Heroes is presented as the counterpart of Champions of Darkness, but it far outshines it, no pun intended. Heroes is intended for PCs and NPCs who are not only willing to oppose the horrors of the Dread Realms, but who are able to resist the temptations of wickedness, and remain pure of heart. The book introduces new gradations in the steps between an Innocent and a Corrupted character, similar to the rules in the 2E Domains of Dread rulebook. In addition to being Innocent, characters might be Blessed, Moral, Penitent, Unclean, or Corrupted. Innocents use the same rules as in the R3E Core Rulebook. The Blessed have lost their innocence, but have undergone a Test of Virtue, to prove their valour, and gain a +1 bonus to their Fear, Horror, and Madness saves, and qualify to take the special Feats and Prestige Classes in Chapter 1. Moral characters are those who have never failed a DP check. Penitent have failed the first stage of Corruption (Unclean) but have repented. Virtuous characters (those who are Innocent or Blessed) must be extra vigilant to avoid actions that incur DP checks, but if they maintain their Virtue, they are rewarded.
The PrCs in Chapter one are very powerful, but in order to take them, a character must have a specified level of Virtue. If they lose that Virtue they lose all class abilities, instead reverting to one of the Core classes. In addition to a Virtue restriction, some of the others require the character to give up something in order to get these powers.
The PrCs are all wonderful, though the Virtue-related ones are difficult to gain and keep. However these make for excellent roleplaying opportunities, as a Blessed character strives against the temptations of Evil that Champions of Darkness catalogued.
Examples of the PrCs:
Chapter 2 has a collection of secret societies, including a group of militant members of the Mordent sect of Ezra, dedicated to protecting the sect from the fanatics of the Lawful Evil, Nevuchar Springs sect.
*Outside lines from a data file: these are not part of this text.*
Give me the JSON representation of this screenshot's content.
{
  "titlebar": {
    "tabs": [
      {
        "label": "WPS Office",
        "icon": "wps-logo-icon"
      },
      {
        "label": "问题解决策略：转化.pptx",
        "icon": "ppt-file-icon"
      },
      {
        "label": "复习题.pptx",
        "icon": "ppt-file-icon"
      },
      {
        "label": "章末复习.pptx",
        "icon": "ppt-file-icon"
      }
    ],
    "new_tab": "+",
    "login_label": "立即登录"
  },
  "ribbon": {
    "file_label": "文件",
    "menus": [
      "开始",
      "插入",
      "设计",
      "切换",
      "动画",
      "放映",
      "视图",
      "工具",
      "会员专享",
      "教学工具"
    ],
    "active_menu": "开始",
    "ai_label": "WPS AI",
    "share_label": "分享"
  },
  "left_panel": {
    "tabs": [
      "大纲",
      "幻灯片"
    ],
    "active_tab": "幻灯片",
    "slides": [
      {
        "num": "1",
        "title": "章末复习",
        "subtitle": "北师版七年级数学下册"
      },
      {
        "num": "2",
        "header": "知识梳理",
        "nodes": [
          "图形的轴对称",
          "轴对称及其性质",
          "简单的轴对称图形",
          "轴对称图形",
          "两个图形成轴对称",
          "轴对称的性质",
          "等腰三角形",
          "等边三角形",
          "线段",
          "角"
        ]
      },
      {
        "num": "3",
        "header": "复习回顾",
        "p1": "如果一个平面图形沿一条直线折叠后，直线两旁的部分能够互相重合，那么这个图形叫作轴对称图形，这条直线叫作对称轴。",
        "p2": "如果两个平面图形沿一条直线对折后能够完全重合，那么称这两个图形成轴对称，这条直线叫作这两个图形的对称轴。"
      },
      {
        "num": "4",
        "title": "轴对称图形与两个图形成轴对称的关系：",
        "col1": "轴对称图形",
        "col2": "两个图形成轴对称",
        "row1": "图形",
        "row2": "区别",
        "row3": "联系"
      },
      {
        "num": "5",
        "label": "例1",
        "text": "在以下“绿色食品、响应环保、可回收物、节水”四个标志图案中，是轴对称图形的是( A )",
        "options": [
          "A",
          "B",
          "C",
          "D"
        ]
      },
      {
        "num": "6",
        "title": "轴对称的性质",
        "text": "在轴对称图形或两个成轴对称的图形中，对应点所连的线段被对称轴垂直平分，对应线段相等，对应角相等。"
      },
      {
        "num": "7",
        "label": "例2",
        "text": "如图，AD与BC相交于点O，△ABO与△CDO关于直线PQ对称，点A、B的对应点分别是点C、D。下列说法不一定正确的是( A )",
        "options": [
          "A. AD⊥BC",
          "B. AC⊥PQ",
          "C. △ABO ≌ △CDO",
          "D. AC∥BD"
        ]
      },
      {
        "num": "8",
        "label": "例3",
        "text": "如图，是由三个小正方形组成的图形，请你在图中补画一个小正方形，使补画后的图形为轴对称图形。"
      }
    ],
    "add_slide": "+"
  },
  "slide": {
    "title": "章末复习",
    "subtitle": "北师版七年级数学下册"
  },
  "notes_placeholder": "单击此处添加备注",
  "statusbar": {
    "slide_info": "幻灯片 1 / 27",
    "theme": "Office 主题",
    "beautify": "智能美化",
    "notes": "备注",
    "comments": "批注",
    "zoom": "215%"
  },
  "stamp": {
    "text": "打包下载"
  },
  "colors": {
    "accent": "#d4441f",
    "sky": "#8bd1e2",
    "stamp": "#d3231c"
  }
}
Chapter 3 has a collections of NPCs who have remained Virtuous. The stars of the chapter are the famous Wanderers, the tribe of Vistani founded by Magda Kulchevich. Following the events of Spectre of the Black Rose, there only three of the former members left alive, along with the Stone Giant, Nabon, who was the recipient of special powers from the Bloody Cobbler. Nabon is not a Vistani, but he has become a defender and avenger of endangered Vistani. The Wanderers have vowed to rid Sithicus of its new DL, Inza Kulchevich, the traitorous daughter of the tribe's founder.
Chapter four has suggestions for a Heroic Campaign. There are suggestions for starting the campaign, for maintaining the theme, and even how to add Romance, which is the part of the Gothic genre that is least touched on in Ravenloft.
All in all this is a wonderful book. I give it five drops of blood. Go buy it.